Oil&Gas Materials 6 January 2012 17:34 (UTC +04:00)

Azerbaijan, Baku, Jan. 6 /Trend A.Badalova /

Escalation of the financial crisis in the euro-zone will offset speculations over conflict with Iran, thereby leading to the significant drop in world oil prices in 2012, analysts of the British leading consulting company on economic studies Capital Economics believe.

"Oil prices have started the new year strongly due to fears about the impact of developments in Iran and Nigeria on supply and increased optimism about the prospects for global demand. But we expect both of these factors to reverse over 2012 as a whole, dragging prices significantly lower," analysts said in their report.

Following trading on Thursday, Jan. 5, WTI February futures at NYMEX decreased by $1.41 to $101.81 a barrel. Brent February futures at LSE decreased by $0.96 to $112.74 a barrel.

Capital Economics' analysts believe the main upward pressure on oil prices this week has come from tensions between Iran and the West. They expect that the closure of the Strait of Hormuz could lift the price of Brent crude to as high as $210 per barrel, albeit only temporarily.

However, analysts also believe that neither side would want tensions to spiral this far out of control.

Earlier Iran warned that in case Western threats of imposing an oil embargo on the Islamic Republic take effect, it reserves the right to respond by choking the oil flow through the Strait of Hormuz, arguing that the free flow of oil must be for all or for none.

The possible closure of the waterway would have serious consequences for the world economy as it would greatly reduce crude oil, petroleum and liquefied natural gas supplies.

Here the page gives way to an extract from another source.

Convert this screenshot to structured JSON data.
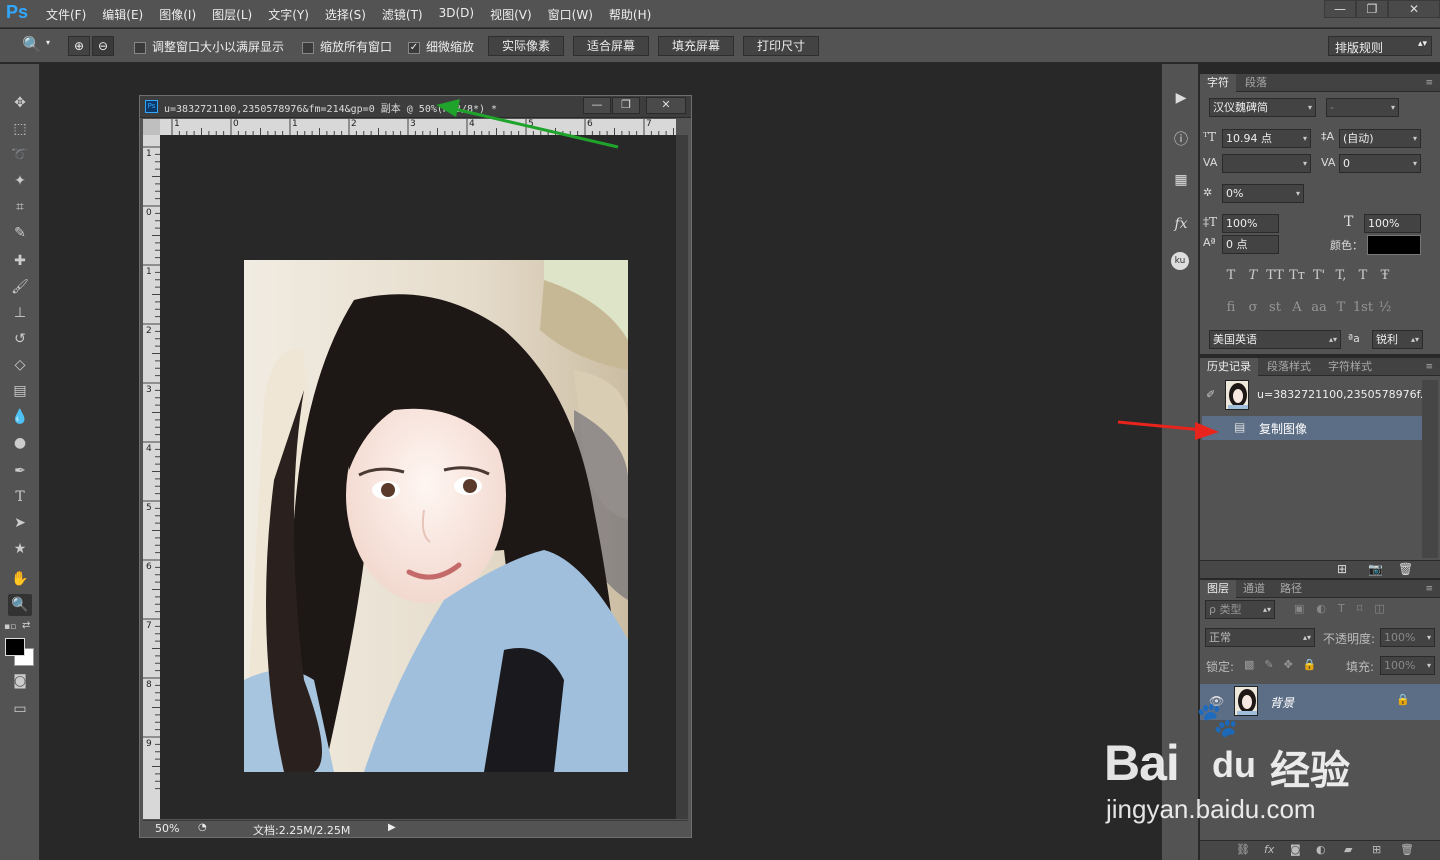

"Indeed, the threat of another "super-spike" in oil prices when the global economy is still so fragile is itself a very powerful reason for the West to hold off from any military action. There will doubtless be plenty of noise from both sides, but this is unlikely to be decisive in determining the course of oil prices for very long," analysts said.

British analysts expect the bigger risk for oil prices to collapse due to an escalation of the financial crisis in euro-zone, which will impact on demand from the region and provide additional support to the US dollar.

Analysts predicts Brent price at $85 per barrel by the end of 2012.